Nail Polish that Changes Colour When Exposed to Date Rape Drugs

undercover colors

Could a manicure save you from a sexual assault? Four male students at North Carolina State University are attempting to put an end to date rape with a nail polish called Undercover Colors, that changes color when exposed to “drug-assisted assault” or “date rape” drugs such as gamma hydroxybutyrate and rohypnol, both of which are odorous, colorless, and can be slipped into a drink and ingested without the recipient’s knowledge

They aim to protect their loved ones and women who may not have anyone present to watch out for them, according to Undercover Colors’ Facebook page.

“In the U.S., 18% of women will be sexually assaulted in their lifetime. That’s almost one out of every five women in our country. We may not know who they are, but these women are not faceless. They are our daughters, they are our girlfriends, and they are our friends.”

The varnish is an innovative step towards more effective systems of rape prevention in bars and at parties. The company calls itself the “first fashion company working to prevent sexual assault.”

When wearing the polish, women can test their drink by stirring it with their finger. The company hopes to make would-be rapists fear the potential repercussions of being caught trying to drug a woman.

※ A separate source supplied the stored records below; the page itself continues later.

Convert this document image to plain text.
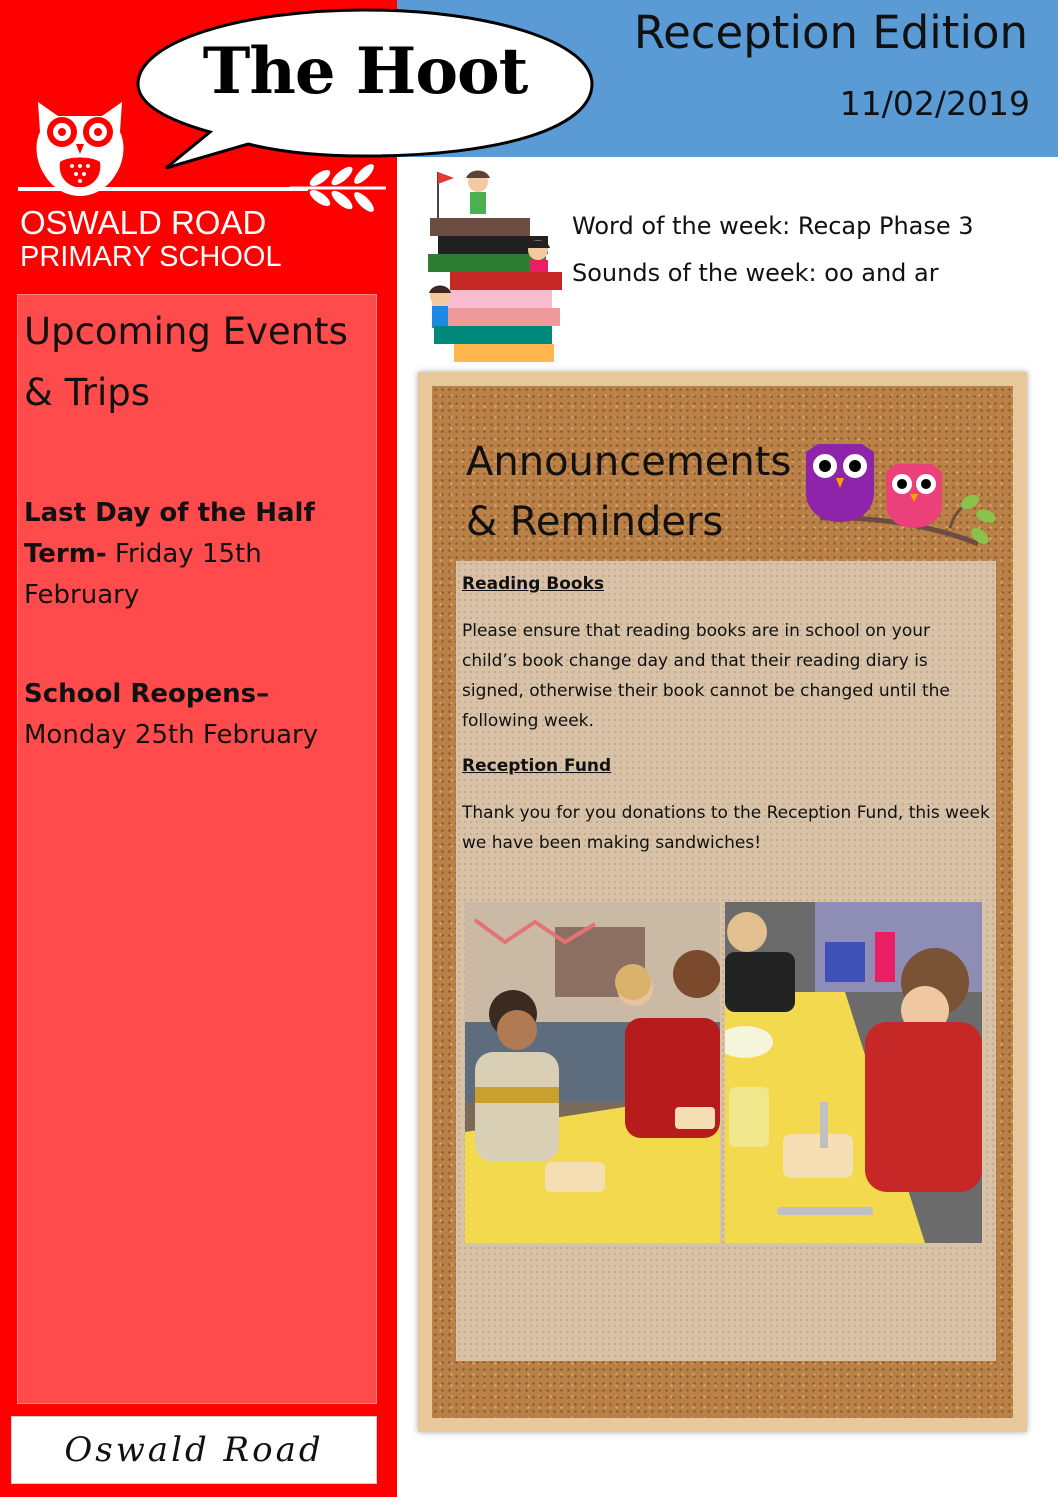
Reception Edition
11/02/2019
The Hoot
OSWALD ROAD
PRIMARY SCHOOL
Upcoming Events & Trips
Last Day of the Half Term- Friday 15th February
School Reopens–
Monday 25th February
Oswald Road
Word of the week: Recap Phase 3
Sounds of the week: oo and ar
Announcements & Reminders
Reading Books
Please ensure that reading books are in school on your child’s book change day and that their reading diary is signed, otherwise their book cannot be changed until the following week.
Reception Fund
Thank you for you donations to the Reception Fund, this week we have been making sandwiches!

“Through this nail polish and similar technologies, we hope to make potential perpetrators afraid to spike a woman’s drink because there’s now a risk that they can get caught. In effect, we want to shift the fear from the victims to the perpetrators.”

Madan, Gray, Von Windheim, and Confrey-Maloney aren’t the only ones who think this is a good idea. In addition to winning the N.C. State Entrepreneurship Initiative–sponsored Lulu eGames this spring, Undercover Colors has secured $100,000 from investors to test and refine the prototype.

“Our goal is to invent technologies that empower women to protect themselves from this heinous and quietly pervasive crime,” the founders add.